Personally, I would never send my wallet to an anonymous service, home store, or a one-man show that doesn't even have a registered business. After all, when the wallet is finally recovered, you want to know who you did business with and who is handling your private keys when the wallet is finally recovered.
Tell us about your team: what experience do they have?
Our teams are divided into categories according to their tasks. We have marketing and account teams who answer emails and attend conferences like Token 2049, AIBC Summit, Rome Blockchain Week or the recent Blockchain Conference in Hamburg, Germany.
We also have a group of programmers who specialize in various algorithms or GPU systems such as nvidia CUDA technology, or CPU tasks that perform high-intensity wallet encryption such as Ethereum v3 or BIP38 wallets.
What is your greatest achievement so far?
In terms of the number of wallets, our most exciting achievement is probably close to 10 wallets opened in a single day, but with over 200 wallets opened in the last year alone, and a few more from 2012, it's a real Exhilarating experience.

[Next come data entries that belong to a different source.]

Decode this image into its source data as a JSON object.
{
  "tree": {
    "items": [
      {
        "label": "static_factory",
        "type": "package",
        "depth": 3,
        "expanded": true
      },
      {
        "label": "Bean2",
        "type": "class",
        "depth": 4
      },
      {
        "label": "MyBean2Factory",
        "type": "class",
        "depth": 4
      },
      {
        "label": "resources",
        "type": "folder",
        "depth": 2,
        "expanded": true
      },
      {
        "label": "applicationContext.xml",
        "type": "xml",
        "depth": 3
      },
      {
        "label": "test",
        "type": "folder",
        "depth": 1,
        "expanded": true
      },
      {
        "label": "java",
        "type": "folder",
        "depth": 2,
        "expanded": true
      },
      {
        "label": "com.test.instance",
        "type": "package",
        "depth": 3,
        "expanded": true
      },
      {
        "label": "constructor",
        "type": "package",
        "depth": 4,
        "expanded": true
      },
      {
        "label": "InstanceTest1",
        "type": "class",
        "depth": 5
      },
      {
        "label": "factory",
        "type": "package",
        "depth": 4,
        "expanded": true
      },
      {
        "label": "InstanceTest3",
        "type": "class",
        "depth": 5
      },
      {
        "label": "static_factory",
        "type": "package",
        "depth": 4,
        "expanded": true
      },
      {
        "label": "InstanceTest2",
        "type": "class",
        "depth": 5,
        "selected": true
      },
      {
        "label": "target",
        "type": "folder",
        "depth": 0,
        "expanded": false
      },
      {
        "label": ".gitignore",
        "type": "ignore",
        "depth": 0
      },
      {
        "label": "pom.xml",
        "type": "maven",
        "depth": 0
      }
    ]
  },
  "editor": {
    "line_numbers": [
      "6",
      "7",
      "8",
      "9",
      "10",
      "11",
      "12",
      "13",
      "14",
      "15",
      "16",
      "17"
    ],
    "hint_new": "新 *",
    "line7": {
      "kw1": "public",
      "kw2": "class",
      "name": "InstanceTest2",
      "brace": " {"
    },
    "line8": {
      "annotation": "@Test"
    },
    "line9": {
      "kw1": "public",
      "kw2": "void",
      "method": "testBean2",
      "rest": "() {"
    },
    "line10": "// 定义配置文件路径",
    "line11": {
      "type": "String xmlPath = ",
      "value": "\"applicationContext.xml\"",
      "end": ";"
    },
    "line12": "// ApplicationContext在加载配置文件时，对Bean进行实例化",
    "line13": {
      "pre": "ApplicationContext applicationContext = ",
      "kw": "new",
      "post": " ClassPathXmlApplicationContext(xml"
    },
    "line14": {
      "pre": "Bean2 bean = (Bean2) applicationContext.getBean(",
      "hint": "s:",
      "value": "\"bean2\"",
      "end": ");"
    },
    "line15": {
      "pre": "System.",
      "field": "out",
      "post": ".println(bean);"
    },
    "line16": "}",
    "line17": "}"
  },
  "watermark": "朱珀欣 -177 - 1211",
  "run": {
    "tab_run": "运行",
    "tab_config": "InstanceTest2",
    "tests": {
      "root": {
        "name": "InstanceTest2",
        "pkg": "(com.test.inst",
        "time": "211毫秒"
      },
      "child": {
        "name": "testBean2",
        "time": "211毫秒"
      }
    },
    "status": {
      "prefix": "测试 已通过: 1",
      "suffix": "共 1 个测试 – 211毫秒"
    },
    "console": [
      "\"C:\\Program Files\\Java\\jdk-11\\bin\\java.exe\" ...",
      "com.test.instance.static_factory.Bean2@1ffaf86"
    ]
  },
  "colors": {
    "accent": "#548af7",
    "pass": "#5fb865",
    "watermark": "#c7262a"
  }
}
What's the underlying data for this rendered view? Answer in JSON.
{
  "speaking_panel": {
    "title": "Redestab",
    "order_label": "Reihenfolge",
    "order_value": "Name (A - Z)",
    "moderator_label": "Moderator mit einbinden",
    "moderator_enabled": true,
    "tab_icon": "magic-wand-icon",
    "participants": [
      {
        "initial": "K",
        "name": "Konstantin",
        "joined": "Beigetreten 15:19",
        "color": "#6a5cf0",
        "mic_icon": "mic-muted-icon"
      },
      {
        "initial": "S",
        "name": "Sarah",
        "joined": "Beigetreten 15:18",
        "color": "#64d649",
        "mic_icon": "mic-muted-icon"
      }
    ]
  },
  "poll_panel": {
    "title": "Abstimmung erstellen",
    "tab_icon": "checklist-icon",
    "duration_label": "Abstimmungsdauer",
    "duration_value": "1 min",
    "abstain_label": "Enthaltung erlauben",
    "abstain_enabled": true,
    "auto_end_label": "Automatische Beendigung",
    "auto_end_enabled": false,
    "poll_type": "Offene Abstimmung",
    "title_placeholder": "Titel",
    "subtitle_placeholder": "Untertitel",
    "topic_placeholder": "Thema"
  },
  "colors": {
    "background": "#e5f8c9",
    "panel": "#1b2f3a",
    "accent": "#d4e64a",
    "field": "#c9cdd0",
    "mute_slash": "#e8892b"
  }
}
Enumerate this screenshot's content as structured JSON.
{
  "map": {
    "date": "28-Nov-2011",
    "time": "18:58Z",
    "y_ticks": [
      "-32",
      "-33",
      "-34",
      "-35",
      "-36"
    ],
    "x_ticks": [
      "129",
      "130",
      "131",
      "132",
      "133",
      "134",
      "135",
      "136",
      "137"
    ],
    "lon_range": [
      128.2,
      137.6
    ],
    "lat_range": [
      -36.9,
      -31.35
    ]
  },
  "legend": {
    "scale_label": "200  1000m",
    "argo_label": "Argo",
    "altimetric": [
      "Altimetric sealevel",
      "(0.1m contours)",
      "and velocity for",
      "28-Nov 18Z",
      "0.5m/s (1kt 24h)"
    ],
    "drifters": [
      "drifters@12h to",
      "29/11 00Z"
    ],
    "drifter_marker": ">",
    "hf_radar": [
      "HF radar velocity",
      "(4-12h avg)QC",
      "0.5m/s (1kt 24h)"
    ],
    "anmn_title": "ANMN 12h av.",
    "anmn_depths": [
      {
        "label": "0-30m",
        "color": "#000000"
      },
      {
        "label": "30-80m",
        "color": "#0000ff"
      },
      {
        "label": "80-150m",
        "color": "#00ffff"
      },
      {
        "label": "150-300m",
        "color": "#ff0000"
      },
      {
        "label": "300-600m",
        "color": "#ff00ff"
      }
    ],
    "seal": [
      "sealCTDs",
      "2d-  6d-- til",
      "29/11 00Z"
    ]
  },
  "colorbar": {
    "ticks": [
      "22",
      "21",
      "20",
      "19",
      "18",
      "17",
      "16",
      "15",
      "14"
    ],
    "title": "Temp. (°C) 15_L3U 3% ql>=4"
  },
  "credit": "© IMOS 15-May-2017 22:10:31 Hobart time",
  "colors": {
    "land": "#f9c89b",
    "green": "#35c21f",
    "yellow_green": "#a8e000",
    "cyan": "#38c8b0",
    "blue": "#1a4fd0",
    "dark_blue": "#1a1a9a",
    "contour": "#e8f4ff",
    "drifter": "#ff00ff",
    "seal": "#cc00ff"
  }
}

Our biggest achievement is yet to come as we have some really big wallets that will open next year in 2022.
What is the future of KeychainX?
In addition to the accelerated list of wallets and blockchains, we have two roadmaps.
First, developing a custom ASIC board to increase the speed of cracking wallets, and second, developing our keyless encrypted wallet, patent pending since 2019. It features social recovery, geolocation, and various other implementations such as timelock transactions and NFT ownership verification.